Le cadre d’une église pourrait sembler incongru pour donner une œuvre aussi théâtrale, mais le décorum espagnol du chœur de l’église (retable, lustres, tableaux…) constitue un écrin visuel finalement assez adéquat ! Tout comme les amants qui se cachent dans les horloges, les nombreuses statues du retable deviennent elles aussi des personnages immobiles, témoins muets des turpitudes de la belle et de ses soupirants.

Quant à l’orchestre Les Siècles dirigé pour la première fois par le chef français Pierre Bleuse, il brille dans cette œuvre qui fourmille de nombreuses trouvailles d’orchestration telles que les trois métronomes figurant le tic-tac des horloges, le xylophone ou encore le sarrusophone… Seul bémol à ce moment délectable : si l’acoustique de l’église est parfaite pour l’orchestre, elle se révèle peu propice à l’intelligibilité du texte, en dépit de la bonne prononciation des chanteurs.

En seconde partie, trois musts du répertoire pour orchestre de Ravel. Avec tout d’abord Alborada del gracioso (Aubade du bouffon) dans lequel le bassoniste fait merveille. Avec ensuite la Rapsodie espagnole, dont les trois premiers mouvements (Prélude à la nuit, Malagueña, Habanera) sont interprétés avec subtilité et sensualité, avant que l’orchestre ne déchaîne toute sa maestria dans une étourdissante et diabolique Feria conclusive.
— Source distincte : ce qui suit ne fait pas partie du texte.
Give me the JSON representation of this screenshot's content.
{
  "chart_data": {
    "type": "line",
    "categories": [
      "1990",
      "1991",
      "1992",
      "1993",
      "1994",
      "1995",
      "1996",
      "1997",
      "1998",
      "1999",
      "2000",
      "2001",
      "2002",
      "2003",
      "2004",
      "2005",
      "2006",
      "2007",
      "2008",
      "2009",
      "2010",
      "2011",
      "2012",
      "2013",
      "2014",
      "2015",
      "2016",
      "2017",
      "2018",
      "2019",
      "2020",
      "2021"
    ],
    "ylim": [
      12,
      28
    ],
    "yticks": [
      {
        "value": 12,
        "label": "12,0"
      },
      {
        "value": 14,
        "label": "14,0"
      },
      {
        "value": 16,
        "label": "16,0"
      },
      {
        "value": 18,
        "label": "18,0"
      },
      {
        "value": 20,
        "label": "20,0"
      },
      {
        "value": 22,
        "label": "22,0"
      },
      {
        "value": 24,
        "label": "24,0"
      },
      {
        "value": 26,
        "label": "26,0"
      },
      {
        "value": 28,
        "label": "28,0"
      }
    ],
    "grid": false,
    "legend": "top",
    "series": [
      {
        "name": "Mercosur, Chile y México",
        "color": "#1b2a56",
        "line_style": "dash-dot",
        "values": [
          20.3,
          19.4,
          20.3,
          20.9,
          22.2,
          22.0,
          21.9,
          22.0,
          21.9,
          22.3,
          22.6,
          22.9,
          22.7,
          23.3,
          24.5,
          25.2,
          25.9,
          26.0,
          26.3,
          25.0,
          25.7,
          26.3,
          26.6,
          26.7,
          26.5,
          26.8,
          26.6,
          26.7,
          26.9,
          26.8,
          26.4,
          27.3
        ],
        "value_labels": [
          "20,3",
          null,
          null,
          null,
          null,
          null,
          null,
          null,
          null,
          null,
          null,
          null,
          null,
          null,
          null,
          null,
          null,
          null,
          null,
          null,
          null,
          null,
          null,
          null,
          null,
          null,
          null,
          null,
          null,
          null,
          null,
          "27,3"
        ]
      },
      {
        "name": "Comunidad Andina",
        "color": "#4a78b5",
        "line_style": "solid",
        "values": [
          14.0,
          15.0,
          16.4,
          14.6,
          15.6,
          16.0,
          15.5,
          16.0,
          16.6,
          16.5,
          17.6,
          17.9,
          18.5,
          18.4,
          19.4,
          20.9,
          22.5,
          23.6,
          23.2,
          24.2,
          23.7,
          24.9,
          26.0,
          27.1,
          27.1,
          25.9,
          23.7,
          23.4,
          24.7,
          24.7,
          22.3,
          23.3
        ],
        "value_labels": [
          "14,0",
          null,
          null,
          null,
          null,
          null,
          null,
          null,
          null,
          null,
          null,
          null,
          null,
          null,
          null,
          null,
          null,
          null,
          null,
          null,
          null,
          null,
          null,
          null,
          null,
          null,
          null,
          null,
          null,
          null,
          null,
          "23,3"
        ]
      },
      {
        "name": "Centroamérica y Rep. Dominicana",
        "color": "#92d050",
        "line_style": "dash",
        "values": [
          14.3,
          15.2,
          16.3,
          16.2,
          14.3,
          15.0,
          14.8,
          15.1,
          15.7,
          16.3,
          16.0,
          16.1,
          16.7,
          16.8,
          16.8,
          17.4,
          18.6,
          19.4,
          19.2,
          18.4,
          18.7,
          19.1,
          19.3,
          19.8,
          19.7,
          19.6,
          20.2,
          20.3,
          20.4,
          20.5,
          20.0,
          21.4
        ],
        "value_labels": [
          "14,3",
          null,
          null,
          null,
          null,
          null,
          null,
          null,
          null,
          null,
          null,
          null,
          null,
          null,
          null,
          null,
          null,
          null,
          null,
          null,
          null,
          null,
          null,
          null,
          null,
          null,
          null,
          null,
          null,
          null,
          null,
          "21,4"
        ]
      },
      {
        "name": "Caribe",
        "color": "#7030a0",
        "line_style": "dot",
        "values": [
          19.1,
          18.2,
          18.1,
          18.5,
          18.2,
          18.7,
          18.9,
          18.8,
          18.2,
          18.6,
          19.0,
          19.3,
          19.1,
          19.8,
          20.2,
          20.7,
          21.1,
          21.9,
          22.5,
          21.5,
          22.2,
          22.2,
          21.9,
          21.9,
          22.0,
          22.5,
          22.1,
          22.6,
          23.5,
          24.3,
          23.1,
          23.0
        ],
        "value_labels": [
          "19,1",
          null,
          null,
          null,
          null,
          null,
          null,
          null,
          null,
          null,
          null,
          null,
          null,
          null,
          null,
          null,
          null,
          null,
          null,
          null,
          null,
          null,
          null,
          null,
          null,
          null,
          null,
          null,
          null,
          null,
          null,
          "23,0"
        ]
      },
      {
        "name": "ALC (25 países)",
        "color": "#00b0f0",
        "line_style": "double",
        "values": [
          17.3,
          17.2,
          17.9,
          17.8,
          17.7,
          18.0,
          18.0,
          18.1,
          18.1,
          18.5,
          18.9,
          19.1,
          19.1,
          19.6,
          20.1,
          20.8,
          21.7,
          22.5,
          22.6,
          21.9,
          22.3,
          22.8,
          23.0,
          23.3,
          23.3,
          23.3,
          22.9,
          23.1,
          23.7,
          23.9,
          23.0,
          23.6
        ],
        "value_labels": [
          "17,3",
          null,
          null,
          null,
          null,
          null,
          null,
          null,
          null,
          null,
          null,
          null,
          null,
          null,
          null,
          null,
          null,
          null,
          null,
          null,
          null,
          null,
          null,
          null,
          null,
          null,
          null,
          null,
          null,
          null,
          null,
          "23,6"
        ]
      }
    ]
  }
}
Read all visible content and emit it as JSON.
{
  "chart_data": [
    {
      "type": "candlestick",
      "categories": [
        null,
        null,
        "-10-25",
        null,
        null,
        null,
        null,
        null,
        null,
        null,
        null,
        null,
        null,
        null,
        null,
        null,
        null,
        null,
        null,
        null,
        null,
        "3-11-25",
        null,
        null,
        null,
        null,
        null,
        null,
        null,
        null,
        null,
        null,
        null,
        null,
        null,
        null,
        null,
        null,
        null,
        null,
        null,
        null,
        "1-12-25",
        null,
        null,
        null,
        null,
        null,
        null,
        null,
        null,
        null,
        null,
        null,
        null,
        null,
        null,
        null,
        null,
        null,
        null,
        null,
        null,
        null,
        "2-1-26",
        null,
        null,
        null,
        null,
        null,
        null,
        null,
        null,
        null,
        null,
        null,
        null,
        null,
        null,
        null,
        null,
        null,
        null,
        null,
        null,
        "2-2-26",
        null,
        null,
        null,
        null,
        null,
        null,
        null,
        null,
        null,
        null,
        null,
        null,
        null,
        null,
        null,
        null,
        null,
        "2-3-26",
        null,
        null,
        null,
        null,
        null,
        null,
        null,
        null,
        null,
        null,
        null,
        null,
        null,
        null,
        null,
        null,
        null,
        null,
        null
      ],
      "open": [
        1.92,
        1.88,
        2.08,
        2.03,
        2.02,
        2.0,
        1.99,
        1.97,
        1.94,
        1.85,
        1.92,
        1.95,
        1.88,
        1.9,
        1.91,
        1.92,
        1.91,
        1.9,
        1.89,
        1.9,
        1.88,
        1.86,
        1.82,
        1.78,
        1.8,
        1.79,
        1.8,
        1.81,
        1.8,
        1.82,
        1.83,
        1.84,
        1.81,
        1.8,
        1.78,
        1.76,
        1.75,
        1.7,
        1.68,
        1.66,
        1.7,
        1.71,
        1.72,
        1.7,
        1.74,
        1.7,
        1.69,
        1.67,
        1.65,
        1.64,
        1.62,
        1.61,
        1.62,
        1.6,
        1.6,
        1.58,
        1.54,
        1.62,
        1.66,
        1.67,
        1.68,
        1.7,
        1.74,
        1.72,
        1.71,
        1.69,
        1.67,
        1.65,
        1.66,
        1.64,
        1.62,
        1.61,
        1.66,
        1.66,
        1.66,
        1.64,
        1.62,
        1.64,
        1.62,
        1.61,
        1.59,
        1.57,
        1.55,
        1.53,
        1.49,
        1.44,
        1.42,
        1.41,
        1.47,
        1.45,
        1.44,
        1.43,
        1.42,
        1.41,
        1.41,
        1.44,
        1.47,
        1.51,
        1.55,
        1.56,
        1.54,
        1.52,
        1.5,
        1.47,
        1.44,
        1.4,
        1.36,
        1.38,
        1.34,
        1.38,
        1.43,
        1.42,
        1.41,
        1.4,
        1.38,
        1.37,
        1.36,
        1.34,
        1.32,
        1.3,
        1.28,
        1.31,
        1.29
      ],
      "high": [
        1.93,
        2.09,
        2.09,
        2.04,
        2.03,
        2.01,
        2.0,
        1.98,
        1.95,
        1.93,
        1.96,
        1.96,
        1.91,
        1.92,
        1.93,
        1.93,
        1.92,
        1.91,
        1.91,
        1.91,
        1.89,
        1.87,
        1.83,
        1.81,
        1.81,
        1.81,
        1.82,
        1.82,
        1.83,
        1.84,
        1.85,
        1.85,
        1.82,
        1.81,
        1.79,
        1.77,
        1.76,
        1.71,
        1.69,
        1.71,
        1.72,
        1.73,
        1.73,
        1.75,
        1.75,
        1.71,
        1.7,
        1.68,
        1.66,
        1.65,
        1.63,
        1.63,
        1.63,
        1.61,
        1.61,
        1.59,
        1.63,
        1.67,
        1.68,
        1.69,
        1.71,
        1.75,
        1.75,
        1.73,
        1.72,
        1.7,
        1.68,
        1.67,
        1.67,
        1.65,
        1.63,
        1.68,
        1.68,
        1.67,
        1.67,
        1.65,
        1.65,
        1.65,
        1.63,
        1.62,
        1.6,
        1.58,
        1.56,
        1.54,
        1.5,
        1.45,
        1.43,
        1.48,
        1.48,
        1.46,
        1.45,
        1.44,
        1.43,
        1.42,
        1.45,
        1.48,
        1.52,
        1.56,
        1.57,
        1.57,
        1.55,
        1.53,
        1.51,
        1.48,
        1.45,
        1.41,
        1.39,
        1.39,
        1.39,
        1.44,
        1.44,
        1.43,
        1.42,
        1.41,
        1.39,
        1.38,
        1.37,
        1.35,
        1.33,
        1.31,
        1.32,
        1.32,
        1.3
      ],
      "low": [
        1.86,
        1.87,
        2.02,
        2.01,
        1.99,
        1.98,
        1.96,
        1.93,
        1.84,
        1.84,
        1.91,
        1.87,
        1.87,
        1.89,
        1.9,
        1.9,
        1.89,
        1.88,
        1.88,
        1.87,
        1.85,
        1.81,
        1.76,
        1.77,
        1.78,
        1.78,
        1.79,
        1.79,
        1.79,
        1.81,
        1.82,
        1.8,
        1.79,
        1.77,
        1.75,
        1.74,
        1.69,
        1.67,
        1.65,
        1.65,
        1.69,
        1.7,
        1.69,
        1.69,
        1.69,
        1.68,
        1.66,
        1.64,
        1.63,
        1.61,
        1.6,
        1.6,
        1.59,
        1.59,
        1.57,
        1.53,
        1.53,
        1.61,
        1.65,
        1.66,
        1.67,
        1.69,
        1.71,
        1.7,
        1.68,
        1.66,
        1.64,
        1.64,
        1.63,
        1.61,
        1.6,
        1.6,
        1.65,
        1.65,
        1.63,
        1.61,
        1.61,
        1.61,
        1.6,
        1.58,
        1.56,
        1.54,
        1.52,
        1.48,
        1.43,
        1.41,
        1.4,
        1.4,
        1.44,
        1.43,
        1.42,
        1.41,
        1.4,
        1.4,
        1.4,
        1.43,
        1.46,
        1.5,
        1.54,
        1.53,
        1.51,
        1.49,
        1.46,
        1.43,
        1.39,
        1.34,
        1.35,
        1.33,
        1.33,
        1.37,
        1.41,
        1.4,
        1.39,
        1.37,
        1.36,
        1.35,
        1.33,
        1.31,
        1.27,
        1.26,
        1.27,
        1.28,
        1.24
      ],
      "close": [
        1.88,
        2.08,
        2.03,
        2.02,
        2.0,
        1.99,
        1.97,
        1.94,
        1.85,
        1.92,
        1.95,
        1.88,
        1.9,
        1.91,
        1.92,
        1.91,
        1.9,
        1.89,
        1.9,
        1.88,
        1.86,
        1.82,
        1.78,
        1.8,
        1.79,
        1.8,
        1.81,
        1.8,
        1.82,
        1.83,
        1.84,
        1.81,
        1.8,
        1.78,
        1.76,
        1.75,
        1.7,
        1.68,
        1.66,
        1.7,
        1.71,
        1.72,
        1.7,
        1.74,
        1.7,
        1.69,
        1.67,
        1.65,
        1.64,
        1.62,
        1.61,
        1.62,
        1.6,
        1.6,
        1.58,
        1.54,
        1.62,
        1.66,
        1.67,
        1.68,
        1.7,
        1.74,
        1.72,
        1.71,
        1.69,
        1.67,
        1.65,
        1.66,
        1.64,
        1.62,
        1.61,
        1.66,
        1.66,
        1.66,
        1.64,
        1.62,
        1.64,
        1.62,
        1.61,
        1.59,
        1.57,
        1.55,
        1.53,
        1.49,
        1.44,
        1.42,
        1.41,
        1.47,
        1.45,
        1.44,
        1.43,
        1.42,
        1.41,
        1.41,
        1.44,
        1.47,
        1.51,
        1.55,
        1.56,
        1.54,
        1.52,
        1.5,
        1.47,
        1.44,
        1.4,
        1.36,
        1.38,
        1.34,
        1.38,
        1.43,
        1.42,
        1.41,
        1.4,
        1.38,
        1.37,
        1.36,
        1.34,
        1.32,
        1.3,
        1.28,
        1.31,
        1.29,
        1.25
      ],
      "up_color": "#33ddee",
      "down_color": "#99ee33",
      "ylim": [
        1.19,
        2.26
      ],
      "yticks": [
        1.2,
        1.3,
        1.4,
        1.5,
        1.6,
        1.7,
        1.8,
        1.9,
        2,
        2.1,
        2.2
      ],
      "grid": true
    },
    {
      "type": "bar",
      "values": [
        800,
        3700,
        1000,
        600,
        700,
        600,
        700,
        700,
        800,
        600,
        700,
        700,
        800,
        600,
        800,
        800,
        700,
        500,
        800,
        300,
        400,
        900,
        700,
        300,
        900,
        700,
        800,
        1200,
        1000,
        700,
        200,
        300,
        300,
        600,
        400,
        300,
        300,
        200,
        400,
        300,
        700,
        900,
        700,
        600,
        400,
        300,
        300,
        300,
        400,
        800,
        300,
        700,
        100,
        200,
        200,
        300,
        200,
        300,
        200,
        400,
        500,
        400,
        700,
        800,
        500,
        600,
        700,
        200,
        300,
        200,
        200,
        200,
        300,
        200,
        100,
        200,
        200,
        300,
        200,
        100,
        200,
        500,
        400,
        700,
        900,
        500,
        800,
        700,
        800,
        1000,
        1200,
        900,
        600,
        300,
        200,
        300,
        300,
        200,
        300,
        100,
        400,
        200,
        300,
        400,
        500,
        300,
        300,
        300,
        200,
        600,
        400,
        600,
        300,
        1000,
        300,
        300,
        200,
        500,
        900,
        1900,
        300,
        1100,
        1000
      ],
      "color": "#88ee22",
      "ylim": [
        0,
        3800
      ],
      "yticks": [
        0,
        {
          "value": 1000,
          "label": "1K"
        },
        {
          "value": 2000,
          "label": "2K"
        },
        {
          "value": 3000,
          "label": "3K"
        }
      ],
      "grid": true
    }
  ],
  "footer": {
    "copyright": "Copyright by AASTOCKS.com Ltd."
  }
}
Pierre Bleuse dirige Les Siècles à Saint-Jean-de-Luz © Komcebo
Pierre Bleuse dirige Les Siècles à Saint-Jean-de-Luz
© Komcebo

Puis vient le Bolero. Pierre Bleuse attend que le silence soit complet pour donner le signal du départ à la caisse claire qui commence par un pianissimo impalpable. Le rituel hypnotique peut commencer, et la magie noire ravélienne va opérer. Grâce aux sonorités ensorcelantes des instruments issus de la facture française du début du XXe siècle, grâce à la virtuosité des merveilleux solistes et grâce à une direction inspirée, nous vivons ce Bolero comme si nous l’entendions pour la première fois ! La mélodie lancinante et le rythme immobile déroulent leurs charmes vénéneux, les solos des bois et des vents rivalisent de sensualité, l’alchimie des timbres de l’orchestration dévoile ses sortilèges. Pierre Bleuse marque de tout son corps les appuis rythmiques et organise la progression lente et inexorable de l’intensité sonore, jusqu’à la jubilatoire apothéose de la modulation finale… Et le public de faire un triomphe à l’orchestre et à chacun de ses solistes.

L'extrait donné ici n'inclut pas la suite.